# Pequeño amplificador 27mhz



## Guest (Jun 24, 2009)

existe alguna especie de amplificador de 27mhz para el mando de un coche radio control?

lo necesito para que llegue el coche mas lejos,porque a 20 metros ya no me responde bien el coche.

saludos


----------



## eb7ctx (Jun 24, 2009)

Hola en el enlace te pongo un frabricante de amplificador de 27 mHZ, te puedes bajar el esquema del mismo y el circuito impreso, claro que lo mas facil es comprarlo montado no cuesta mas de 30 euros
Y como veras tiene muchos modelos.

http://www.rmitaly.com/scheda.asp?IDGr=1&cat=0&tipo=88


Un saludo


----------



## Guest (Jun 25, 2009)

demasiada potencia.con 1 vatio va mas que sobrado.aver si me pudierais ayudar,es importante que encuentre uno


----------



## eb7ctx (Jun 25, 2009)

hellfull dijo:
			
		

> demasiada potencia.con 1 vatio va mas que sobrado.aver si me pudierais ayudar,es importante que encuentre uno



Buenas, si te haces del esquema podriamos hacer algunas reformas (emisor)
Lo posteas y lo miro.

Un saludo


----------



## Guest (Jun 25, 2009)

pues aqui esta.. viene en la misma pagina en donde son las instrucciones.

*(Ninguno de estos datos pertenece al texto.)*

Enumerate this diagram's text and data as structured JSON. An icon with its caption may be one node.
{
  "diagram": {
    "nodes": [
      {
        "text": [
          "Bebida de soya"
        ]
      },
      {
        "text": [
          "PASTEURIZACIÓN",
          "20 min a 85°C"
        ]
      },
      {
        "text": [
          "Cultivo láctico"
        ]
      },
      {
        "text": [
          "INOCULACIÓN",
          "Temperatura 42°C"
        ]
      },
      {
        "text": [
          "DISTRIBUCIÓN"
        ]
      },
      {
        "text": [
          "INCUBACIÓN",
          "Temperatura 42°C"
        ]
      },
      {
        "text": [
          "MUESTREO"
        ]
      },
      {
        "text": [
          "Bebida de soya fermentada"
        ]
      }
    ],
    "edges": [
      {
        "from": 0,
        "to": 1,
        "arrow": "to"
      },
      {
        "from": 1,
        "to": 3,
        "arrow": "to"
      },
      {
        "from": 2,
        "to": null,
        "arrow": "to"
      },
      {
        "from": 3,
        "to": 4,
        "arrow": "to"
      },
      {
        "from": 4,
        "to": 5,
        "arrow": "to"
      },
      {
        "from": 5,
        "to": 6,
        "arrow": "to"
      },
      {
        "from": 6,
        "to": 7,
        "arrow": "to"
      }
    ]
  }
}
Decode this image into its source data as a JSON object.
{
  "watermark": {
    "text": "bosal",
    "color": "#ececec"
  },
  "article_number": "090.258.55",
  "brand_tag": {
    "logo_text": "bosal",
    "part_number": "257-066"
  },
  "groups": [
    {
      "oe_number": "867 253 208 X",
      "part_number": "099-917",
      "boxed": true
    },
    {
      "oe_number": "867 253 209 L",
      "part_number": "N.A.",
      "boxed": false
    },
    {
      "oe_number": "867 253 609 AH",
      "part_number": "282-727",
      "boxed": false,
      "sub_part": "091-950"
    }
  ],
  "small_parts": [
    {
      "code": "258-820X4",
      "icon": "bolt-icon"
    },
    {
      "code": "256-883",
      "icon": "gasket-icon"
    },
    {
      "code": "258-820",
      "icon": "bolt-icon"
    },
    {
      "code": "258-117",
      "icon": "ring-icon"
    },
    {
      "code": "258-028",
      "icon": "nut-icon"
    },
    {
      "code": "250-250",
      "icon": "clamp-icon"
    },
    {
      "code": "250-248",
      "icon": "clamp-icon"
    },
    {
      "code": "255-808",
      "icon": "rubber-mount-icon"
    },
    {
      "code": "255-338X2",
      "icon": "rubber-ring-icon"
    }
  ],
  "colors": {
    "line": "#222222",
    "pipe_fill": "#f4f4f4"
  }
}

http://www.rmitaly.com/download/manuals/KL35-manual_rel_300.pdf


----------



## eb7ctx (Jun 26, 2009)

hellfull dijo:
			
		

> pues aqui esta.. viene en la misma pagina en donde son las instrucciones.
> 
> http://www.rmitaly.com/download/manuals/KL35-manual_rel_300.pdf




No hombre, me referia al emisor que tu tienes, para ver si le podemos modificar para que de mas potencia, ya que este que te indique te prece grande.


----------



## Guest (Jun 29, 2009)

esque es el de un mando radio control normal y corriente,como te paso un esquema? 
desmonto la placa y te digo mas o menos como van las pistas y las piezas ?
o le hecho unas fotos


----------



## jorger (Jun 29, 2009)

Mejor echa unas fotos


----------



## electrodan (Jun 29, 2009)

Y... Estos transmisores no tienen ciencia... Es simplemente ponerle un par de transistores a la salida amplificando y ya. Digo yo...


----------



## Guest (Jun 29, 2009)

lo que pasa esque tiene un chip y luego a parte tiene lo que seria mas o menos como un pequeño amplificador que tiene 2 transistores una pequeña bobina y un cristal de 27mhz y muuchos condensadores.
y no se puede diseñar directamente algun pequeño amplificador que le metas la señal que va hacia la antena y que funciona a 9v.

porque no creo que se le pueda cambiar nada a esto.


----------



## electrodan (Jun 29, 2009)

Esto es lo que yo digo, ponele un par de transistores de la potencia necesaria amplificando a la salida de circuito. Y lo alimentas con una linea desde la (supongo) batería de 9 voltios que ya tiene el control.
Lo que vos decis que es el "pequeño amplificador" es el oscilador, el CI es solo el codificador. También puede ser que el chip tenga funciones de oscilador, con lo que los transistores si podrían amplificar un poco, pero no creo que tenga amplificación. Hacé como yo te digo, a la salida de la antena ponele uno o dos transistores con unas resistencias y listo.
Suerte MacGyver.


----------



## Guest (Jun 29, 2009)

jeje,si me dices mas o menos como va eso,pues me vendria de perlas, porque no sabria que transistor utilizar ni nada.esque pa que veas,todavia no he empezado el ciclo de electronica jeje,lo que se es porque lo he aprendido mas o menos por mi cuenta.   

saludos


----------



## Guest (Jul 2, 2009)

aver si alguien pudiera ayudarme,me urge hacerlo cuanto antes.


----------